What about drilling a hole the other direction and putting in a new ring?

Wayne Howard

Zip tie a keychain ring onto the old ring? I would be reluctant to do any other modifications to the chime for fear of changing the tones. But that's just me.
Wayne Howard
Master and Commander of S/V Impetuous
I'm not a complete idiot, some parts are missing.

Norm L.

Wayne, I like that idea. Even two similar diameter metal rings wire wrapped, one on each side.

Drilling a hole at the top would probably not greatly affect the sound but if you drilled below the common weld point you would go through two plates and would have to have a heafty ring to handle the chafe on the sharp edges of each plate. Rounding the holes sounds like way more work than wrapping chafing rings to the existing ring.

Charles Brennan

Norm, If it was me, I think I'd simply use a 3/32 thimble and cut it down to match the inside circumference, then crimp the edges to the ring with some pliers.

Hope this helps,
Charles Brennan

Norm L.

Now you've got me thinking two ways. "Cheek"chafing plates or an "insert"

So into the tiny shop and see what is lying around that can be adapted.

Thanks

Spot

Norm, have you reached out to North Country Wind Bells?
They mention a welded ring repair on Cor-Ten bells in their Q & A / FAQ section.

https://www.northcountrywindbells.com/images/Q_AND_A_List.pdf

If you know of or can find a good TIG or MIG weldor (person, not the machine) locally and bring them the bell and the right-sized ring, you might get the job done for some lunch money and/or a pleasant conversation.

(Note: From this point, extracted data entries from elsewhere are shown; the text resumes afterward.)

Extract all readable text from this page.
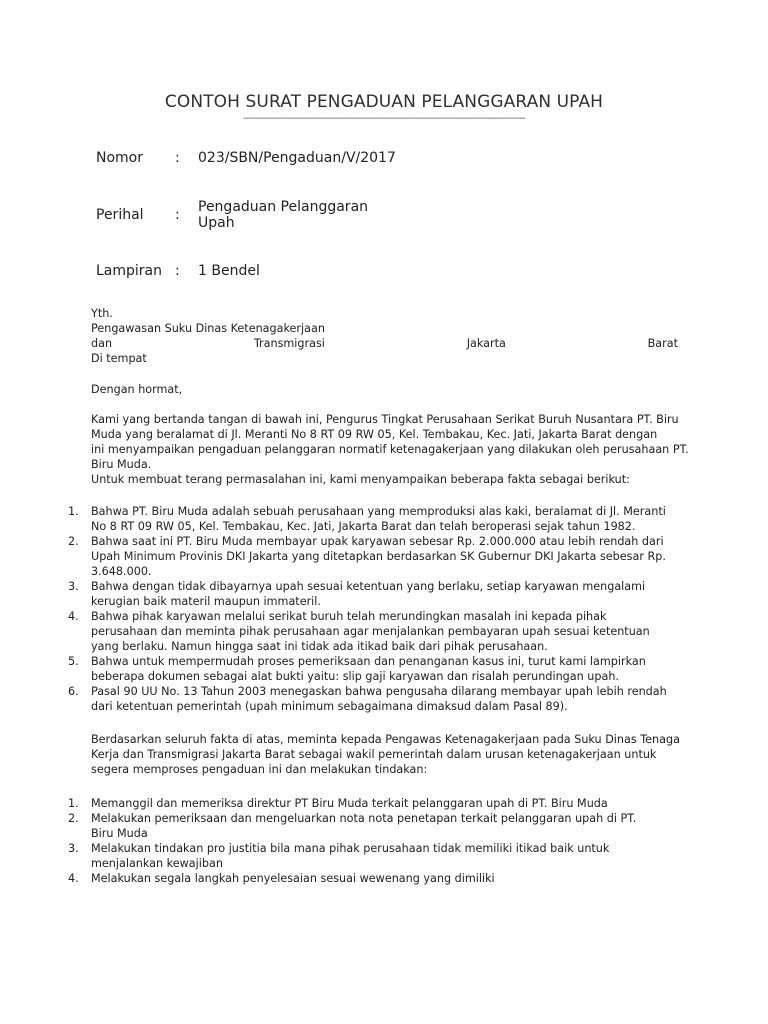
CONTOH SURAT PENGADUAN PELANGGARAN UPAH
-------------------------------------------------------------------------------------------------
Nomor : 023/SBN/Pengaduan/V/2017
Perihal : Pengaduan Pelanggaran
Upah
Lampiran : 1 Bendel
Yth.
Pengawasan Suku Dinas Ketenagakerjaan
dan	Transmigrasi	Jakarta	Barat
Di tempat
Dengan hormat,
Kami yang bertanda tangan di bawah ini, Pengurus Tingkat Perusahaan Serikat Buruh Nusantara PT. Biru
Muda yang beralamat di Jl. Meranti No 8 RT 09 RW 05, Kel. Tembakau, Kec. Jati, Jakarta Barat dengan
ini menyampaikan pengaduan pelanggaran normatif ketenagakerjaan yang dilakukan oleh perusahaan PT.
Biru Muda.
Untuk membuat terang permasalahan ini, kami menyampaikan beberapa fakta sebagai berikut:
1. Bahwa PT. Biru Muda adalah sebuah perusahaan yang memproduksi alas kaki, beralamat di Jl. Meranti
No 8 RT 09 RW 05, Kel. Tembakau, Kec. Jati, Jakarta Barat dan telah beroperasi sejak tahun 1982.
2. Bahwa saat ini PT. Biru Muda membayar upak karyawan sebesar Rp. 2.000.000 atau lebih rendah dari
Upah Minimum Provinis DKI Jakarta yang ditetapkan berdasarkan SK Gubernur DKI Jakarta sebesar Rp.
3.648.000.
3. Bahwa dengan tidak dibayarnya upah sesuai ketentuan yang berlaku, setiap karyawan mengalami
kerugian baik materil maupun immateril.
4. Bahwa pihak karyawan melalui serikat buruh telah merundingkan masalah ini kepada pihak
perusahaan dan meminta pihak perusahaan agar menjalankan pembayaran upah sesuai ketentuan
yang berlaku. Namun hingga saat ini tidak ada itikad baik dari pihak perusahaan.
5. Bahwa untuk mempermudah proses pemeriksaan dan penanganan kasus ini, turut kami lampirkan
beberapa dokumen sebagai alat bukti yaitu: slip gaji karyawan dan risalah perundingan upah.
6. Pasal 90 UU No. 13 Tahun 2003 menegaskan bahwa pengusaha dilarang membayar upah lebih rendah
dari ketentuan pemerintah (upah minimum sebagaimana dimaksud dalam Pasal 89).
Berdasarkan seluruh fakta di atas, meminta kepada Pengawas Ketenagakerjaan pada Suku Dinas Tenaga
Kerja dan Transmigrasi Jakarta Barat sebagai wakil pemerintah dalam urusan ketenagakerjaan untuk
segera memproses pengaduan ini dan melakukan tindakan:
1. Memanggil dan memeriksa direktur PT Biru Muda terkait pelanggaran upah di PT. Biru Muda
2. Melakukan pemeriksaan dan mengeluarkan nota nota penetapan terkait pelanggaran upah di PT.
Biru Muda
3. Melakukan tindakan pro justitia bila mana pihak perusahaan tidak memiliki itikad baik untuk
menjalankan kewajiban
4. Melakukan segala langkah penyelesaian sesuai wewenang yang dimiliki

I imagine they'd cut off the old ring, split the new ring a bit, grind the weld area clean, and perform the weld.



Big dreams, small boats...

Riley Smith

Second the welder. Although I'd just add a dot or two where the wear is with TIG. The best results would take the right MACHINE...one with a button start  ($$$$ for the equipment). And another thing. I think I'd brush the corrosion on the whole bit with a hand wire brush, and coat it with some of that liquid green stuff....the name escapes me at the moment, but it chemically combines with the iron oxide and stops corrosion, and is in reality a primer. Then paint the whole with some oil based paint to inhibit further corrosion. Yes, it won't look so old, but that doesn't mean it won't look good. I don't think Coreten will actually matter on something like that. Concern in that area would be reserved for more technical welds that have to hold pressure and be watertight IMHO. I'd run this by the weld engineer if I were at work...but even there you get so many opinions. I've told those yahoos that going DOWN a wire size in their automatics to .035 instead of .045 wire would lessen the rate of defects but they think that you can do so much MORE with .045. Never considering how much time is lost on repairing defects. Typical.
Riley

Norm L.

Ha! nothing dies on the internet!

I went to the tiny shop and found that, EUREKA! in my grommet set there was the perfect size. I did do some minor filing on the existing ring to smooth the inside surface and the paired grommet fit tightly. A year later still looks great.